In the past few years, however, conservatives grew palpably exhausted. As conservatism became busier with governing, it had less time for philosophical reflection. As its successes made welfare, taxes and crime less prominent issues, it was slow to apply itself to those that emerged in their place. As it turned its attention to grave dangers abroad, it lost its grasp of some domestic concerns. As its elected officials grew comfortable with power, they grew less interested in finding ways to restrain the excesses of the state; and so some grew corrupt as well.

The exhaustion of conservatism (not, as today's Democratic majority would have it, the enactment of conservatism) launched a period of complacency in domestic policy, discontent with which was one important factor in the public's rejection of Republicans. And this rejection appears to have launched, in turn, a period of liberal ambition directed to reviving and growing the welfare state, the failure of which galvanized governing conservatism into action to begin with.

And so conservatives again find themselves in opposition. One model of opposition, pursued by some on the left over the past eight years, would now have the right descend into anger and acrimony, and hope to emerge eventually with a new vessel but no real new ideas. But that is not the way back for conservatives. Those who argue instead that the way back lies in relearning the lessons of Reagan and his practical conservatism are correct. But those lessons describe a general approach to public policy, not a simple recipe for solving every novel problem.

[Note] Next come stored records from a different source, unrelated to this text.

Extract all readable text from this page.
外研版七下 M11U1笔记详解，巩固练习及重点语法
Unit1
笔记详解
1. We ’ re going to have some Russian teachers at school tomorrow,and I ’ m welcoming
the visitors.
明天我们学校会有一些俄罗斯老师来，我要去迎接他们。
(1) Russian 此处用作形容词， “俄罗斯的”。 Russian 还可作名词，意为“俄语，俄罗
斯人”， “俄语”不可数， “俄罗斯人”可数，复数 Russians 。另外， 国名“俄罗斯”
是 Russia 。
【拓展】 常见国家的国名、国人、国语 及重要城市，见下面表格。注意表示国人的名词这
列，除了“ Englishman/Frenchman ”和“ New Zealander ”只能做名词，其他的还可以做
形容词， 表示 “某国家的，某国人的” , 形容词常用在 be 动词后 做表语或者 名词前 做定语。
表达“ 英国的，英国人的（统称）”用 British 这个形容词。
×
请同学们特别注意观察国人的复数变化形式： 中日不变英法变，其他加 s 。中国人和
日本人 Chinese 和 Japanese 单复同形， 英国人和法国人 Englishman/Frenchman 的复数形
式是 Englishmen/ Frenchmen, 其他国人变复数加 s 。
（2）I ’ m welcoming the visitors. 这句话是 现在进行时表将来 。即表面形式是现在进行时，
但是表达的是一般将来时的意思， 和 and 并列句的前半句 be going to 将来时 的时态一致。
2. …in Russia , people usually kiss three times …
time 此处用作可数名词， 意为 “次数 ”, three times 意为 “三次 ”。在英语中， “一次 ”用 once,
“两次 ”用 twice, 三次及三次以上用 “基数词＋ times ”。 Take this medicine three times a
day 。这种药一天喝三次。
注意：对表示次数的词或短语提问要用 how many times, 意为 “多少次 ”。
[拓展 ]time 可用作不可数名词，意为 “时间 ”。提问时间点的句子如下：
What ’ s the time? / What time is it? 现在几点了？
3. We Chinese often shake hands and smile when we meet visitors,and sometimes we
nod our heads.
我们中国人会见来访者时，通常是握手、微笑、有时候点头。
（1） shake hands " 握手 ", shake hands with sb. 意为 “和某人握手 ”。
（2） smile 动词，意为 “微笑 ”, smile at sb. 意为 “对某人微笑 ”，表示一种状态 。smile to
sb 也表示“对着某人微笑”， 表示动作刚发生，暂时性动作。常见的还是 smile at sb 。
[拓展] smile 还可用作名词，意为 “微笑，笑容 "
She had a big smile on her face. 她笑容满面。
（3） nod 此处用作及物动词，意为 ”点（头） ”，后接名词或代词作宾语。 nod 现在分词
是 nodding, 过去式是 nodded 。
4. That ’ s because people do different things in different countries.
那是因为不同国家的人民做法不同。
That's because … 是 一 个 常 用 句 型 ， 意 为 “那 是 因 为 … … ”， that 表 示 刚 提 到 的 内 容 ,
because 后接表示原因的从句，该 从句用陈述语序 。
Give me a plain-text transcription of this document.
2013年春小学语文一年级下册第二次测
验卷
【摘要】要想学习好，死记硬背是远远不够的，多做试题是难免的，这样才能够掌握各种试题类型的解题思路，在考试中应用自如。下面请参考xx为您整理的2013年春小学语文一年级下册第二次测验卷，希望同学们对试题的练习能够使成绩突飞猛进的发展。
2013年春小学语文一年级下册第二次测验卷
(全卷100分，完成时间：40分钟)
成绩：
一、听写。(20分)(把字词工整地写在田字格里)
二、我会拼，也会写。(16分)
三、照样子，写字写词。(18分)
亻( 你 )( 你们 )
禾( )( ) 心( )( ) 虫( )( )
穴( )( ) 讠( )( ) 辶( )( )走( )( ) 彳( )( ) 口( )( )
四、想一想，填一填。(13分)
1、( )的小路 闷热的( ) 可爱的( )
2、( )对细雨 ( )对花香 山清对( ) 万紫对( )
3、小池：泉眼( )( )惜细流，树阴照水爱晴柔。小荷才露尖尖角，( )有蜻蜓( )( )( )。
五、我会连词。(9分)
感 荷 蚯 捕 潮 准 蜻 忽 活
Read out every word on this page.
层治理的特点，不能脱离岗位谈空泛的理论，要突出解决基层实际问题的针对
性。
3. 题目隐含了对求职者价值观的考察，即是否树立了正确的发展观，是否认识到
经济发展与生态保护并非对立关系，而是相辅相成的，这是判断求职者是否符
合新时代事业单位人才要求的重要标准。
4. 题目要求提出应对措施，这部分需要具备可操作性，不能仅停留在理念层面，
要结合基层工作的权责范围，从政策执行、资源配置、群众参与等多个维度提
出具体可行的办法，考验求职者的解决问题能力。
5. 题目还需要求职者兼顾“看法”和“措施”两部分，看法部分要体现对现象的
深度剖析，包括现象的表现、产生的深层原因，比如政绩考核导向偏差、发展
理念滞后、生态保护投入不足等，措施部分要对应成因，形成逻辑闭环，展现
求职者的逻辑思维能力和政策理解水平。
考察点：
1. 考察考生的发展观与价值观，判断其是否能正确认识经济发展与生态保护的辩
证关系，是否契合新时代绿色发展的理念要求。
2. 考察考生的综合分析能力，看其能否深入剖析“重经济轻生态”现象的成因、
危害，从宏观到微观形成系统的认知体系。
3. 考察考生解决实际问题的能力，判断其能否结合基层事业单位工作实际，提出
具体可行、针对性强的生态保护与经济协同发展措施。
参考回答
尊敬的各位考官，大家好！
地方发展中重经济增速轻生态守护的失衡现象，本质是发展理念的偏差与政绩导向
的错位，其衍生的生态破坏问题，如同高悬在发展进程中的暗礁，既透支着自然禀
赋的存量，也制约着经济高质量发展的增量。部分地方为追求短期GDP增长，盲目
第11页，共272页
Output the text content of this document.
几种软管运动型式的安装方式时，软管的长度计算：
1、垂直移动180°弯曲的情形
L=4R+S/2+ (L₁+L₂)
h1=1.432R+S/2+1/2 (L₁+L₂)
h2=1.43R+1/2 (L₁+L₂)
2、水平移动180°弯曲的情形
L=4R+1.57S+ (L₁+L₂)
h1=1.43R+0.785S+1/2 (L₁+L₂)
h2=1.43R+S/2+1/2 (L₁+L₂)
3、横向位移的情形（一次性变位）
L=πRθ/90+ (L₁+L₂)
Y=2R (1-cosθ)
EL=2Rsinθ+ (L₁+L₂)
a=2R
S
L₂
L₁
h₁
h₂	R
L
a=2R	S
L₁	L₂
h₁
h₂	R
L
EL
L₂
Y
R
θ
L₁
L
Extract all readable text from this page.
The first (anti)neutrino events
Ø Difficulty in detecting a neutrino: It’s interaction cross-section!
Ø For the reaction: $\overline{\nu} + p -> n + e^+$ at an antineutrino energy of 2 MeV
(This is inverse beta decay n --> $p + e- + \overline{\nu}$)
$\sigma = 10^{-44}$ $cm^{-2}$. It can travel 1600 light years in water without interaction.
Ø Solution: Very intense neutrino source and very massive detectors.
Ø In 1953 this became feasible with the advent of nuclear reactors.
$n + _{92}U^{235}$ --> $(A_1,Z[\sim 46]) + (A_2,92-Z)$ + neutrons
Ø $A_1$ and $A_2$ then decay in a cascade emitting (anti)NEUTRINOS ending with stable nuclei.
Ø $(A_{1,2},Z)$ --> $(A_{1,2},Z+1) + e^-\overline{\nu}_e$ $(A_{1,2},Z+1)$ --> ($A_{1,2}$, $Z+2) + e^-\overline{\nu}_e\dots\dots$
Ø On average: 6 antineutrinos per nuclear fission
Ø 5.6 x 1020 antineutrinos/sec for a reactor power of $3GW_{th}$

Those lessons include the need for a commitment to economic growth, free trade, a strong defense, traditional values and a creative restraint of the welfare state. But more than anything they point to the need to apply these general principles in a constructive and engaging way to the problems of the moment–understanding that the moment and its problems are always changing in this never-resting country. They suggest that standing up for principle and proposing incremental policy reforms are not mutually exclusive. A governing conservatism requires both.

The insight that brought the reforming conservatives to power was that the opposition must offer an alternative. And so the challenge for conservatives today is not only to explain what is wrong with the Democrats' prescriptions but to lay out what they would do differently and why, especially with regard to the severe economic crisis we now confront and the unusual response it requires.

The right does have some serious proposals to draw upon–in health care, for instance–though not nearly enough. And it has a few potential leaders, too, in governors like Bobby Jindal and Mitch Daniels, and members of Congress like Eric Cantor and Paul Ryan. These are not sufficient for a comeback just yet, but they have little chance to be heard for the moment in any case. That is the work of the next few years for conservatives: sharpening their knives against the worst of what the left is advancing, even as they sharpen their pencils for some creative policy development.

The right has never lacked for eulogists, but eulogies are no more apt today than in 1993 or 1977. American conservatism has long been an unusually intellectual political movement, reaching for core principles while reaching for power. In its newfound opposition status, this disposition at first makes it seem out of sorts. But properly executed, a reconnection with conservative ideals and then their application to practical problems is not a sign of breakdown on the right but a description of the road to recovery for conservatives, and for America.

— Levin is the Hertog Fellow at the Ethics and Public Policy Center and author, most recently, of Imagining the Future: Science and American Democracy.